Smoking – The Anatomy of a Cigarette Puff


The scene with a filthy, unshaven goon holding his Uzi, taking a last suck on his almost rented cigarette, throwing it to the pavement and grinding it with his boots, and delivering a crisp punchline before pulling the trigger, has become an icon of the tormented hero ready to do extraordinary things despite having problems of his own. And in spite of all the oddities conferred on him to signify manliness, the cigarette always seems to top everything else.

Have you ever wondered what happens, every time he takes a puff from his cigarette? Or thought about where the smoke goes once it gets in before it gets out? If you're the type who takes everything for granted, you've probably never thought about it. But now that I've posed the question, I hope that somehow I've jiggled your sense of curiosity enough to make you read through this article.

We are born with pink elastic lungs. At the peak of health, they are resilient enough to expand and fill up with 6 liters of air in one deep breath, and strong enough to contract and expel 4.8liters of it out. Inhaled air passes through the trachea that splits into two bronchi bringing the air to the two lungs. Mucus from glands trap dirt and bacteria. And the dirty mucus is propelled up by hair cells to be coughed out, extremely keeping our airways clear and without obstruction.

The more you study anatomy, the more you'll believe that human beings did not become what we are now, by accident. Everything has been designed to perfection. The human body is even more organized than the Ayala Corporation. Every member of every organ system serves a purpose. Every part does what it does correctly at the right place, at the right time. So why on earth do we get sick?

There are many factors that upset this well-equipped machine that we call our body. Taking the case of the lungs for instance, a self sufficient, self cleaning engine that, if well taken care of, can take anyone as far as 100 yrs old. And beyond. But bear in mind that if only one of these parts becomes damaged, a chain reaction ensues, leading extremely to damage to the whole organ system.

The smoke that enters the lungs with each puff consists of two main components. Tar and nicotine. We may have read about tar in the Surgeon General's warnings. But what really is tar? It is the same black tar that is spread over concrete to make our highways smooth as silk. It is the same black tar that lines the chimney where Santa Claus goes down. It is the same black tar that lines the underside of our cooking pans. Would you be willing to line your lungs with that same black tar?

Now, the question that may pop up would be, "So what if my lungs are lined with tar?" Tar affects the lungs in two ways. First, physically, adding to the load of the lung's cleaning mechanism. Would you be glad to clean up after someone who keeps messing things up? Second, chemically, by interacting with the cells' DNA, consequentially changing the sequence, and giving rise to mutated genes that become the seeds of malignancies.

The second main component of cigarette smoke, nicotine, is the one that makes sure the smoker does not stop smoking. Nicotine triggers feelings of euphoria once it reaches the brain. And each time the body is fed with increasing doses of nicotine, the body responds by increasing the cell receptors. The more receptors he has, the more nicotine he will need to achieve the same feel good response. And the moment the required dose of nicotine is not met, the smoker experiences the opposite effect. So he reaches for another stick. And another. And another. And another …

With these noxious substances invading the once perfectly functioning lungs, initially, it creates a defense mechanism. It puts out more mucus, partly to protect itself as a shield, and partly to create more of the transport vehicle that will take the dirt up to be taken out. This mechanism, however, backfires. Too much mucus means narrows passageways for the mucus to get out, and narrows passageways for the oxygen to get in. Worse, the haircells became paralyzed by nicotine leading to mucus retention. And with prolonged exposure, the paralysis becomes permanent. How would you like to have permanent mucus in your lungs?

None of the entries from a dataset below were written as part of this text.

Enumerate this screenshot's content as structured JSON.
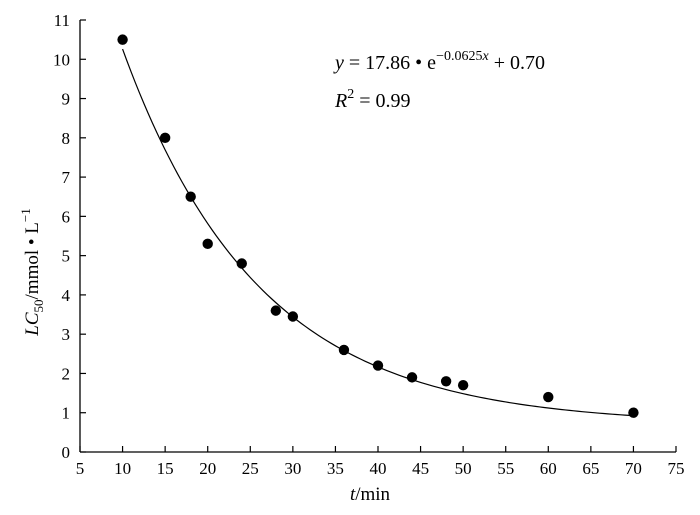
{
  "chart_data": {
    "type": "scatter",
    "xlabel": {
      "var": "t",
      "unit": "/min"
    },
    "ylabel": {
      "var": "LC",
      "sub": "50",
      "unit": "/mmol • L",
      "sup": "−1"
    },
    "xlim": [
      5,
      75
    ],
    "ylim": [
      0,
      11
    ],
    "xticks": [
      5,
      10,
      15,
      20,
      25,
      30,
      35,
      40,
      45,
      50,
      55,
      60,
      65,
      70,
      75
    ],
    "yticks": [
      0,
      1,
      2,
      3,
      4,
      5,
      6,
      7,
      8,
      9,
      10,
      11
    ],
    "grid": false,
    "points": [
      {
        "x": 10,
        "y": 10.5
      },
      {
        "x": 15,
        "y": 8.0
      },
      {
        "x": 18,
        "y": 6.5
      },
      {
        "x": 20,
        "y": 5.3
      },
      {
        "x": 24,
        "y": 4.8
      },
      {
        "x": 28,
        "y": 3.6
      },
      {
        "x": 30,
        "y": 3.45
      },
      {
        "x": 36,
        "y": 2.6
      },
      {
        "x": 40,
        "y": 2.2
      },
      {
        "x": 44,
        "y": 1.9
      },
      {
        "x": 48,
        "y": 1.8
      },
      {
        "x": 50,
        "y": 1.7
      },
      {
        "x": 60,
        "y": 1.4
      },
      {
        "x": 70,
        "y": 1.0
      }
    ],
    "fit": {
      "a": 17.86,
      "b": -0.0625,
      "c": 0.7,
      "x_range": [
        10,
        70
      ]
    },
    "equation": {
      "lhs": "y",
      "eq": " = 17.86 • e",
      "exp": "−0.0625",
      "exp_var": "x",
      "tail": " + 0.70"
    },
    "r2": {
      "label": "R",
      "sup": "2",
      "value": " = 0.99"
    }
  }
}
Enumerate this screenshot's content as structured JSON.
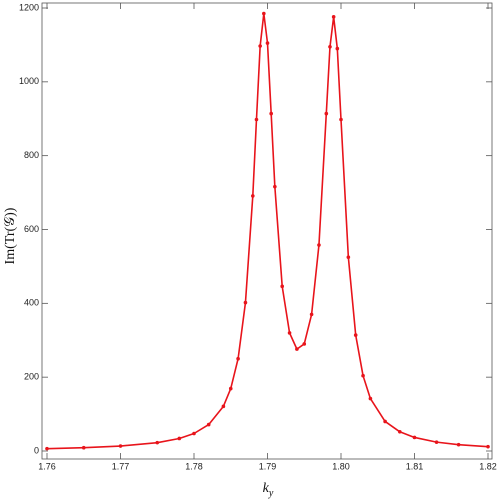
{
  "chart_data": {
    "type": "line",
    "ylabel": "Im(Tr(𝒢))",
    "xlabel": "k",
    "xlabel_subscript": "y",
    "x": [
      1.76,
      1.765,
      1.77,
      1.775,
      1.778,
      1.78,
      1.782,
      1.784,
      1.785,
      1.786,
      1.787,
      1.788,
      1.7885,
      1.789,
      1.7895,
      1.79,
      1.7905,
      1.791,
      1.792,
      1.793,
      1.794,
      1.795,
      1.796,
      1.797,
      1.798,
      1.7985,
      1.799,
      1.7995,
      1.8,
      1.801,
      1.802,
      1.803,
      1.804,
      1.806,
      1.808,
      1.81,
      1.813,
      1.816,
      1.82
    ],
    "y": [
      6.3,
      8.9,
      13.4,
      22.6,
      33.9,
      47.4,
      71.5,
      121,
      169,
      250,
      402,
      691,
      898,
      1097,
      1185,
      1105,
      914,
      716,
      446,
      320,
      276,
      290,
      370,
      558,
      914,
      1095,
      1176,
      1090,
      898,
      525,
      314,
      204,
      142,
      80,
      52,
      36.7,
      24,
      17.1,
      11.7
    ],
    "color": "#e8141b",
    "xlim": [
      1.76,
      1.82
    ],
    "ylim": [
      0,
      1200
    ],
    "xticks": [
      1.76,
      1.77,
      1.78,
      1.79,
      {
        "value": 1.8,
        "label": "1.80"
      },
      1.81,
      1.82
    ],
    "yticks": [
      0,
      200,
      400,
      600,
      800,
      1000,
      1200
    ]
  }
}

Now with permanent mucus in your lungs, the air sacs will contain a vacuum and start collapsing, leaving only gaping holes of useless space. This is called "atlectasis". Your chest capacity could increase, but the tissue tissue inside it can shrink to as small as the size of a mango. 6liters inhaled air can go down to as low as 1 / 4liter. The perfectly functioning machine has now become a perfectly damaged disaster area. How do you expect to function with this much oxygen drawing power, much less live on it?

Again, picture the action star sucking on his cigarette and throwing the cigarette butt to the floor where there are 10 more. Now, picture him 20 years later, lying on a bed, IV needle piercing his arm, pulse oxymeter pinching his thumb, oxygen tube rammed into his mouth, hooked to a ventilator. Realistic enough? Surely, this is more realistic than the Uzi, the magazine, the punchline, and the cigarette between his lips.